The negative 'not' entirely overpowers the affirmative 'is' and appropriates all the possibility of significance to itself, so that the rhythmic swing between the Ego and the Non-Ego, between us and our surroundings, which would be gained by emphasising and bringing out the force of the affirmative 'is' also, is entirely hidden out of sight, and only a bare, dead, negation is left.
'Is' Means 'Am'
But now we change the order of the words; and the spirit of the old languages, the natural law underlying their construction, comes to our help.
We place the Ego and the Non-Ego in juxtaposition, and an affirmative Relation appears between them first, to be followed afterwards by the development of the negative Relation, in consequence of the negative particle.
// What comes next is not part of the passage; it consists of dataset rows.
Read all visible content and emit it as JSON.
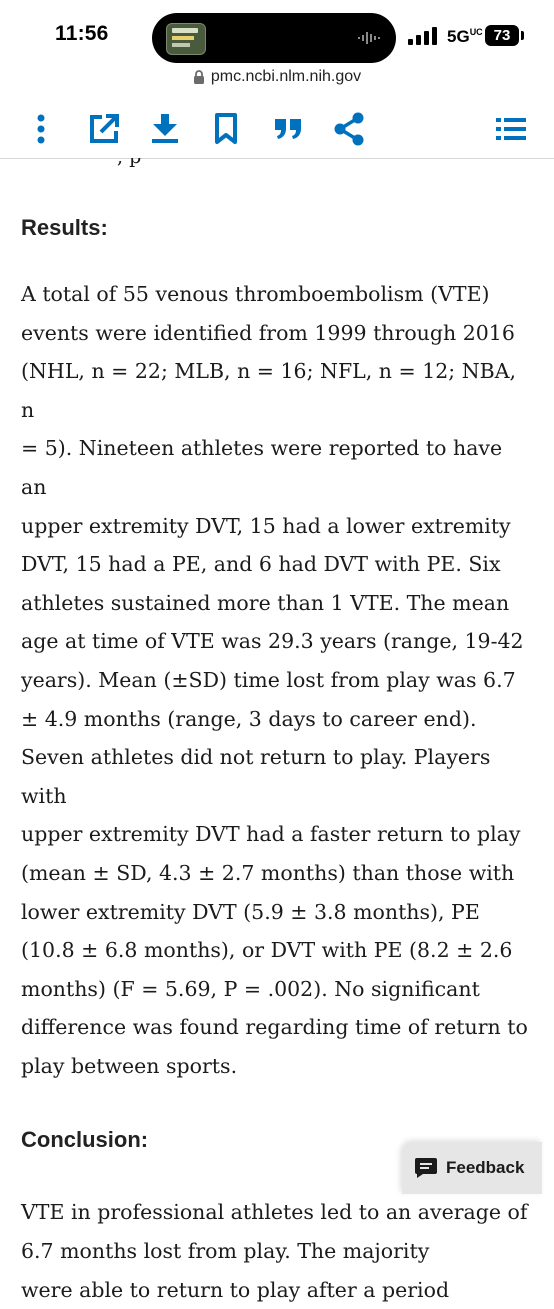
{
  "status_bar": {
    "time": "11:56",
    "network": "5G",
    "network_suffix": "UC",
    "battery": "73"
  },
  "browser": {
    "url": "pmc.ncbi.nlm.nih.gov"
  },
  "toolbar": {
    "icons": [
      "more-vertical-icon",
      "open-external-icon",
      "download-icon",
      "bookmark-icon",
      "cite-quote-icon",
      "share-icon",
      "contents-list-icon"
    ],
    "accent_color": "#0071bc"
  },
  "article": {
    "cut_text": ", p",
    "results_heading": "Results:",
    "results_lines": [
      "A total of 55 venous thromboembolism (VTE)",
      "events were identified from 1999 through 2016",
      "(NHL, n = 22; MLB, n = 16; NFL, n = 12; NBA, n",
      "= 5). Nineteen athletes were reported to have an",
      "upper extremity DVT, 15 had a lower extremity",
      "DVT, 15 had a PE, and 6 had DVT with PE. Six",
      "athletes sustained more than 1 VTE. The mean",
      "age at time of VTE was 29.3 years (range, 19-42",
      "years). Mean (±SD) time lost from play was 6.7",
      "± 4.9 months (range, 3 days to career end).",
      "Seven athletes did not return to play. Players with",
      "upper extremity DVT had a faster return to play",
      "(mean ± SD, 4.3 ± 2.7 months) than those with",
      "lower extremity DVT (5.9 ± 3.8 months), PE",
      "(10.8 ± 6.8 months), or DVT with PE (8.2 ± 2.6",
      "months) (F = 5.69, P = .002). No significant",
      "difference was found regarding time of return to",
      "play between sports."
    ],
    "conclusion_heading": "Conclusion:",
    "conclusion_lines": [
      "VTE in professional athletes led to an average of",
      "6.7 months lost from play. The majority",
      "were able to return to play after a period"
    ]
  },
  "feedback": {
    "label": "Feedback"
  }
}
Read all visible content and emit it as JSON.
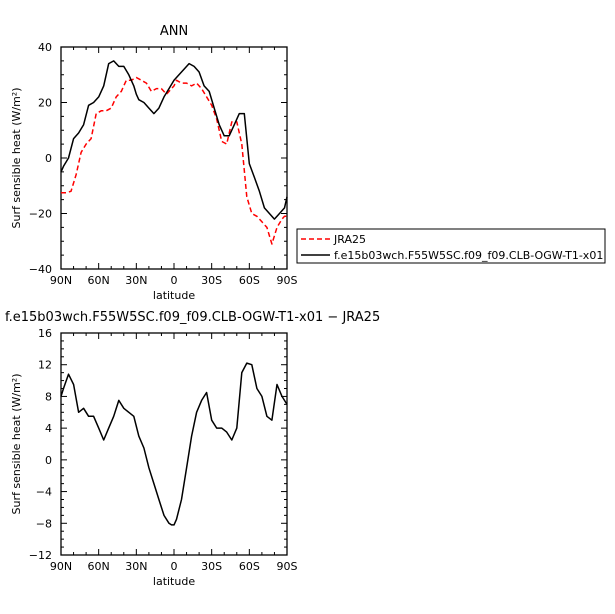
{
  "chart_data": [
    {
      "type": "line",
      "title": "ANN",
      "xlabel": "latitude",
      "ylabel": "Surf sensible heat (W/m²)",
      "xlim": [
        90,
        -90
      ],
      "ylim": [
        -40,
        40
      ],
      "x_ticks": [
        90,
        60,
        30,
        0,
        -30,
        -60,
        -90
      ],
      "x_tick_labels": [
        "90N",
        "60N",
        "30N",
        "0",
        "30S",
        "60S",
        "90S"
      ],
      "y_ticks": [
        -40,
        -20,
        0,
        20,
        40
      ],
      "y_tick_labels": [
        "−40",
        "−20",
        "0",
        "20",
        "40"
      ],
      "legend_position": "right",
      "series": [
        {
          "name": "JRA25",
          "color": "#ff0000",
          "dash": "dashed",
          "x": [
            90,
            86,
            82,
            78,
            74,
            70,
            66,
            62,
            58,
            54,
            50,
            46,
            42,
            38,
            34,
            30,
            26,
            22,
            18,
            14,
            10,
            6,
            2,
            0,
            -2,
            -6,
            -10,
            -14,
            -18,
            -22,
            -26,
            -30,
            -34,
            -38,
            -42,
            -46,
            -50,
            -54,
            -58,
            -62,
            -66,
            -70,
            -74,
            -78,
            -82,
            -86,
            -88,
            -90
          ],
          "y": [
            -12.5,
            -12.5,
            -12,
            -6,
            2,
            5,
            7,
            16,
            17,
            17,
            18,
            22,
            24,
            28,
            28,
            29,
            28,
            27,
            24,
            25,
            25,
            23,
            25,
            26,
            28,
            27,
            27,
            26,
            27,
            25,
            22,
            19,
            14,
            6,
            5,
            13,
            13,
            5,
            -14,
            -20,
            -21,
            -23,
            -25,
            -31,
            -25,
            -22,
            -21,
            -21
          ]
        },
        {
          "name": "f.e15b03wch.F55W5SC.f09_f09.CLB-OGW-T1-x01",
          "color": "#000000",
          "dash": "solid",
          "x": [
            90,
            88,
            84,
            80,
            76,
            72,
            68,
            64,
            60,
            56,
            52,
            48,
            44,
            40,
            36,
            32,
            30,
            28,
            24,
            20,
            16,
            12,
            8,
            4,
            0,
            -4,
            -8,
            -12,
            -16,
            -20,
            -24,
            -28,
            -32,
            -36,
            -40,
            -44,
            -48,
            -52,
            -56,
            -60,
            -64,
            -68,
            -72,
            -76,
            -80,
            -84,
            -88,
            -90
          ],
          "y": [
            -5,
            -3,
            0,
            7,
            9,
            12,
            19,
            20,
            22,
            26,
            34,
            35,
            33,
            33,
            30,
            26,
            23,
            21,
            20,
            18,
            16,
            18,
            22,
            25,
            28,
            30,
            32,
            34,
            33,
            31,
            26,
            24,
            18,
            12,
            8,
            8,
            12,
            16,
            16,
            -2,
            -7,
            -12,
            -18,
            -20,
            -22,
            -20,
            -18,
            -14
          ]
        }
      ]
    },
    {
      "type": "line",
      "title": "f.e15b03wch.F55W5SC.f09_f09.CLB-OGW-T1-x01  −  JRA25",
      "xlabel": "latitude",
      "ylabel": "Surf sensible heat (W/m²)",
      "xlim": [
        90,
        -90
      ],
      "ylim": [
        -12,
        16
      ],
      "x_ticks": [
        90,
        60,
        30,
        0,
        -30,
        -60,
        -90
      ],
      "x_tick_labels": [
        "90N",
        "60N",
        "30N",
        "0",
        "30S",
        "60S",
        "90S"
      ],
      "y_ticks": [
        -12,
        -8,
        -4,
        0,
        4,
        8,
        12,
        16
      ],
      "y_tick_labels": [
        "−12",
        "−8",
        "−4",
        "0",
        "4",
        "8",
        "12",
        "16"
      ],
      "series": [
        {
          "color": "#000000",
          "dash": "solid",
          "x": [
            90,
            88,
            84,
            80,
            76,
            72,
            68,
            64,
            60,
            56,
            52,
            48,
            44,
            40,
            36,
            32,
            28,
            24,
            20,
            16,
            12,
            8,
            4,
            2,
            0,
            -2,
            -6,
            -10,
            -14,
            -18,
            -22,
            -26,
            -30,
            -34,
            -38,
            -42,
            -46,
            -50,
            -54,
            -58,
            -62,
            -66,
            -70,
            -74,
            -78,
            -82,
            -86,
            -90
          ],
          "y": [
            8,
            9,
            10.8,
            9.5,
            6,
            6.5,
            5.5,
            5.5,
            4,
            2.5,
            4,
            5.5,
            7.5,
            6.5,
            6,
            5.5,
            3,
            1.5,
            -1,
            -3,
            -5,
            -7,
            -8,
            -8.2,
            -8.2,
            -7.5,
            -5,
            -1,
            3,
            6,
            7.5,
            8.5,
            5,
            4,
            4,
            3.5,
            2.5,
            4,
            11,
            12.2,
            12,
            9,
            8,
            5.5,
            5,
            9.5,
            8,
            7
          ]
        }
      ]
    }
  ]
}
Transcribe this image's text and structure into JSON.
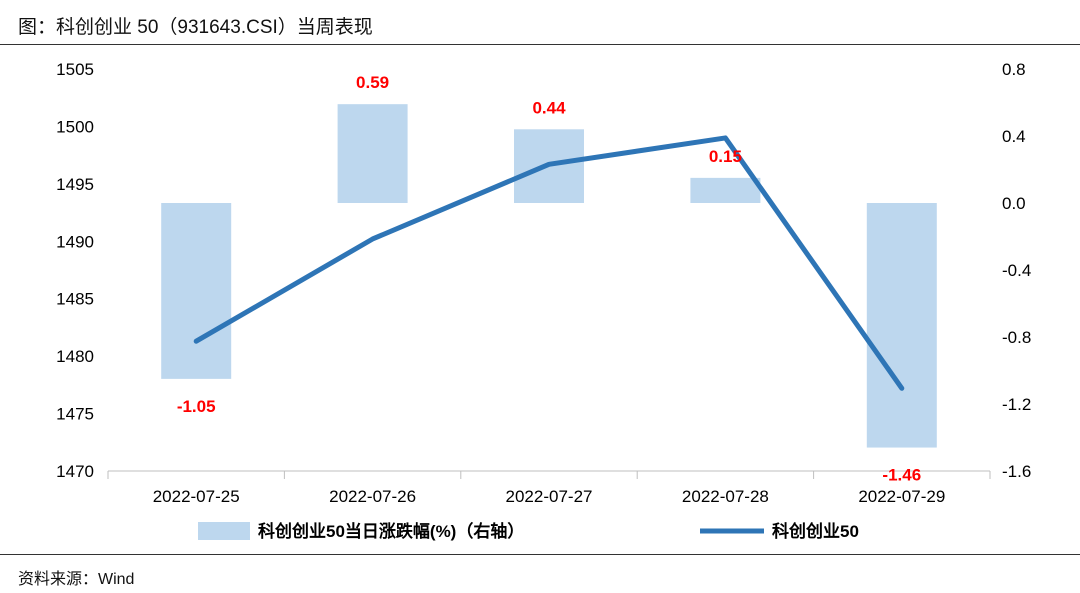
{
  "title": "图：科创创业 50（931643.CSI）当周表现",
  "source": "资料来源：Wind",
  "chart_data": {
    "type": "bar+line",
    "categories": [
      "2022-07-25",
      "2022-07-26",
      "2022-07-27",
      "2022-07-28",
      "2022-07-29"
    ],
    "series": [
      {
        "name": "科创创业50当日涨跌幅(%)（右轴）",
        "type": "bar",
        "axis": "right",
        "values": [
          -1.05,
          0.59,
          0.44,
          0.15,
          -1.46
        ],
        "labels": [
          "-1.05",
          "0.59",
          "0.44",
          "0.15",
          "-1.46"
        ],
        "color": "#bdd7ee"
      },
      {
        "name": "科创创业50",
        "type": "line",
        "axis": "left",
        "values": [
          1481.3,
          1490.2,
          1496.7,
          1499.0,
          1477.2
        ],
        "color": "#2e75b6"
      }
    ],
    "left_axis": {
      "ylim": [
        1470,
        1505
      ],
      "ticks": [
        "1470",
        "1475",
        "1480",
        "1485",
        "1490",
        "1495",
        "1500",
        "1505"
      ]
    },
    "right_axis": {
      "ylim": [
        -1.6,
        0.8
      ],
      "ticks": [
        "-1.6",
        "-1.2",
        "-0.8",
        "-0.4",
        "0.0",
        "0.4",
        "0.8"
      ]
    },
    "grid": false,
    "legend": "bottom"
  }
}
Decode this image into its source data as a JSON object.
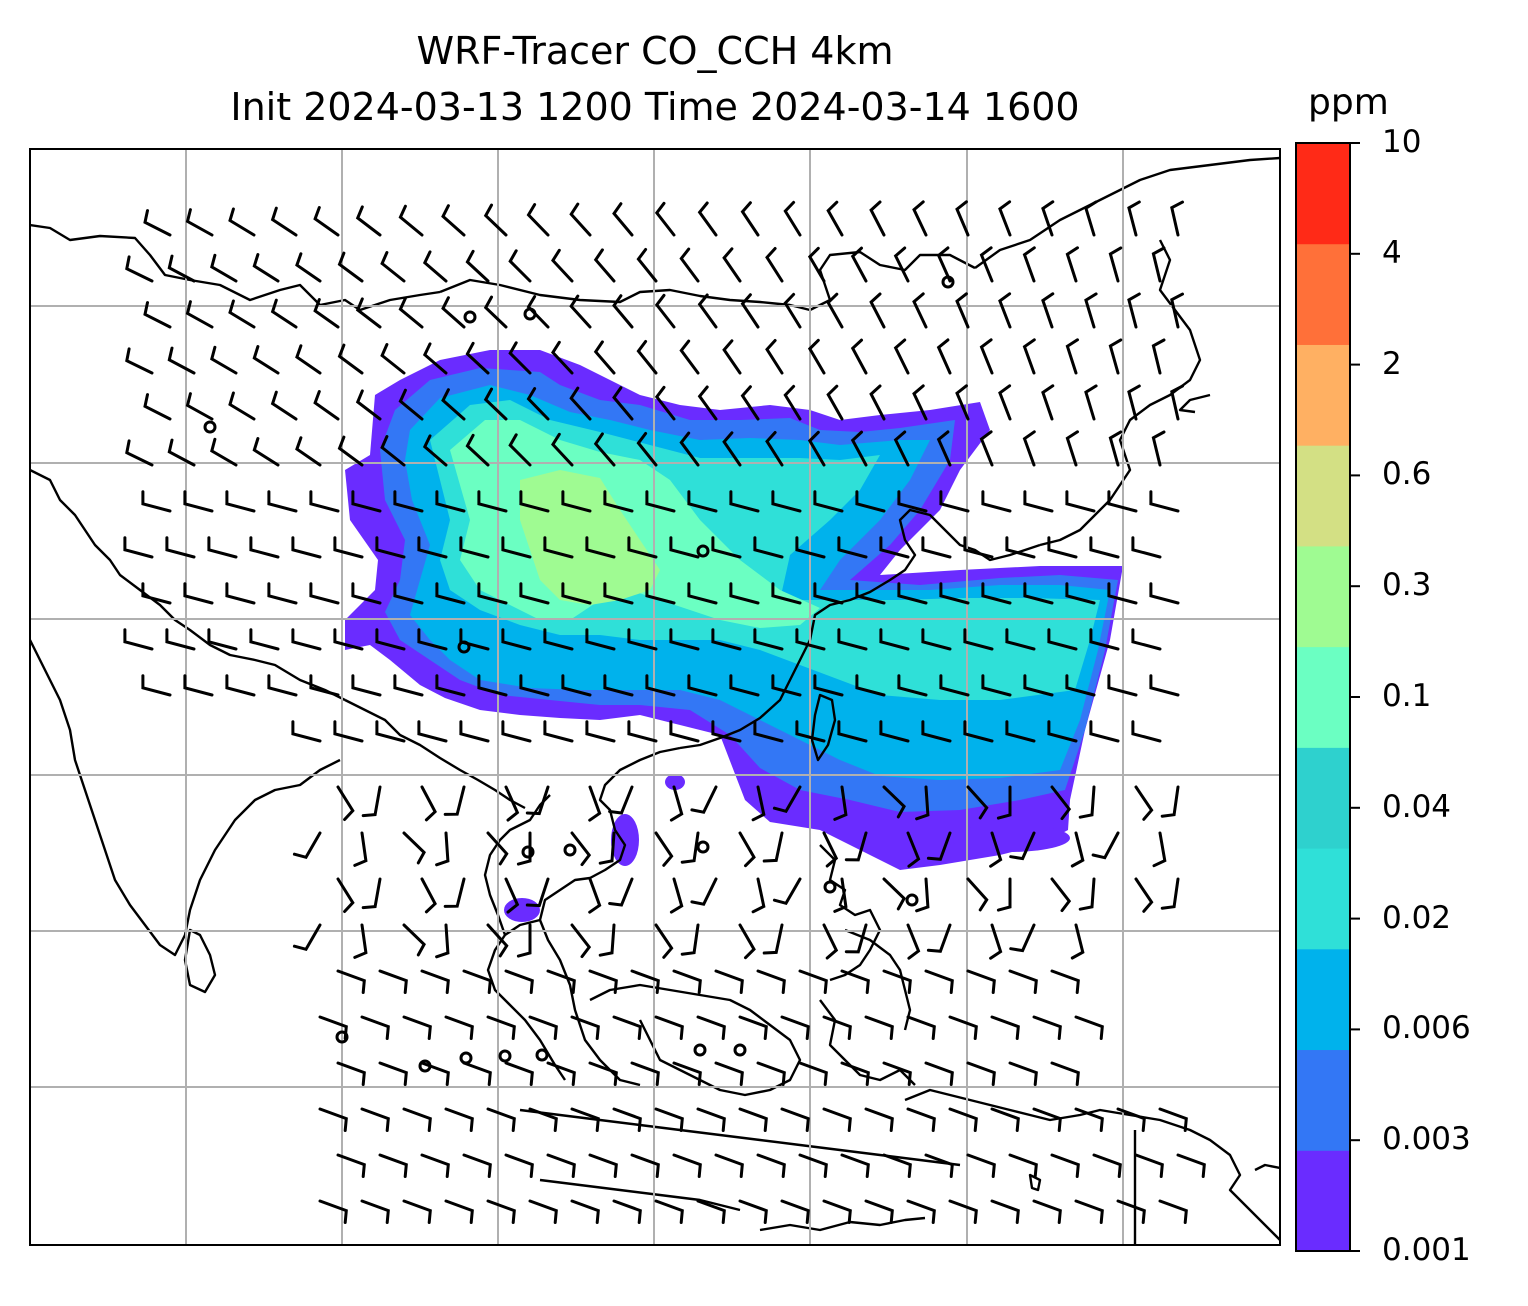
{
  "title": {
    "line1": "WRF-Tracer CO_CCH 4km",
    "line2": "Init 2024-03-13 1200 Time 2024-03-14 1600"
  },
  "colorbar": {
    "unit": "ppm",
    "levels": [
      "0.001",
      "0.003",
      "0.006",
      "0.02",
      "0.02",
      "0.04",
      "0.1",
      "0.3",
      "0.6",
      "2",
      "4",
      "10"
    ],
    "tick_labels": [
      "0.001",
      "0.003",
      "0.006",
      "0.02",
      "0.04",
      "0.1",
      "0.3",
      "0.6",
      "2",
      "4",
      "10"
    ],
    "colors": [
      "#6a2cff",
      "#3377f5",
      "#00b2ec",
      "#2fe0d8",
      "#2ed1ce",
      "#6bffc2",
      "#9ffb92",
      "#d3e084",
      "#ffb062",
      "#ff7039",
      "#ff2a17"
    ]
  },
  "map": {
    "projection": "lat-lon",
    "grid": true,
    "field_colors": {
      "lvl1": "#6a2cff",
      "lvl2": "#3377f5",
      "lvl3": "#00b2ec",
      "lvl4": "#2fe0d8",
      "lvl5": "#6bffc2",
      "lvl6": "#9ffb92"
    },
    "overlay": "wind-barbs"
  }
}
And, more than this, we replace the 'is' by 'am', the 'est' by 'sum', as we have every right to do; for, in connection with the Self, with I, Aham, 'is' has no other sense than 'am'; and in place of Non-Ego, An-aham, we substitute 'This', Etat, for we have seen their equivalence before (Ch.IV. p.38, supra) and will do so again later, in the section on Mula-Prakrti.
Our logion therefore now runs as "Aham Etat Na", "I This Not (am)". In the Samskrt form the word corresponding to 'am', viz., asmi, is not needed at all, for it is thoroughly implied and understood.
But as soon as we have the logion in this new form, "Aham Etat Na", we see that there is a whole world more of significance in it than the dry statement of the logical law of contradiction, "A is not not-A", "Ego is not Non-Ego".
It is no longer a mere formal logical law of thought; it is Transcendental Log-ic, Supreme all-comprehending Law of all Being; Thought which is identical with All Reality. The one law of all laws, the pulse of the World-Process, the very heart-beat of all life is here, now. The rhythm between the Self and the Not-Self, their coming together and going apart, the essence of all Change, is expressed by it, when we take it in two parts; and yet, when we take the three constituents of it at once, it expresses Changelessness also.
Joy of Finding
As a man seeking for the vale of happiness, may toil for days and nights through a maze of mountain-ranges, and come at last to a dead wall of rock, and find himself despairing, and a sudden casual push of the arm may move aside a bush, or a slab of stone, and disclose a passage through which he may rush eagerly to the top of the highest peak, wondering how he had failed to see it all this while it looks so unmistakable now and may behold, spread clear and still before him, the panorama of the scenes, of his toilsome journey, on the one side, completed and finished by the scenes of that happy vale of smiling flowers and fruits and crystal waters, on the other such is the finding of this great summation. All the problems that bewildered him before, now receive easy solution, and many statements that puzzled him formerly, in the scriptural literature of the nations, begin to become intelligible.
After finding the truth of this great logion for himself, the enquirer will find confirmation of it everywhere in the old books, as well as in the world around him.